Honey’s health benefits are so powerful that its status as an added dietary sugar should perhaps be reconsidered, the researchers concluded.
“The word among public health and nutrition experts has long been that ‘a sugar is a sugar,’” said researcher John Sievenpiper, MD, PhD, in a news release. “These results show that’s not the case, and they should give pause to the designation of honey as a free or added sugar in dietary guidelines.”
Specifically, the researchers found that eating honey is associated with lowered fasting blood glucose, which is a measure of sugar in the blood used to diagnose diabetes. Their analysis also showed it improved heart health measures such as cholesterol and triglyceride levels.
Published this month in the journal Nutrition Reviews, the research synthesized data from 18 previous controlled trials with a combined 1,105 participants.
The benefits of honey were particularly obvious when the honey came from a single floral source, particularly clover and robinia. Benefits were also notable for raw honey, compared to processed.
Federal dietary guidelines recommend that added sugar account for less than 10% of daily calories.

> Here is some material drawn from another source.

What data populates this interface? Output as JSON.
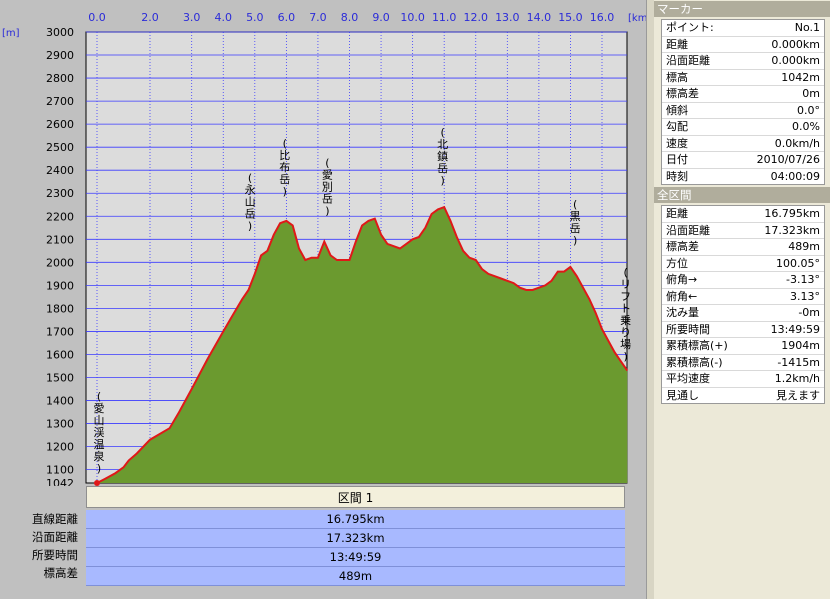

The American Heart Association says honey is “not ideal for daily consumption,” pointing to its caloric impact of 64 calories per tablespoon with minimal fiber, vitamins, or protein.
“We’re not saying you should start having honey if you currently avoid sugar,” said co-author Tauseef Khan, PhD. “The takeaway is more about replacement – if you’re using table sugar, syrup or another sweetener, switching those sugars for honey might lower cardiometabolic risks.”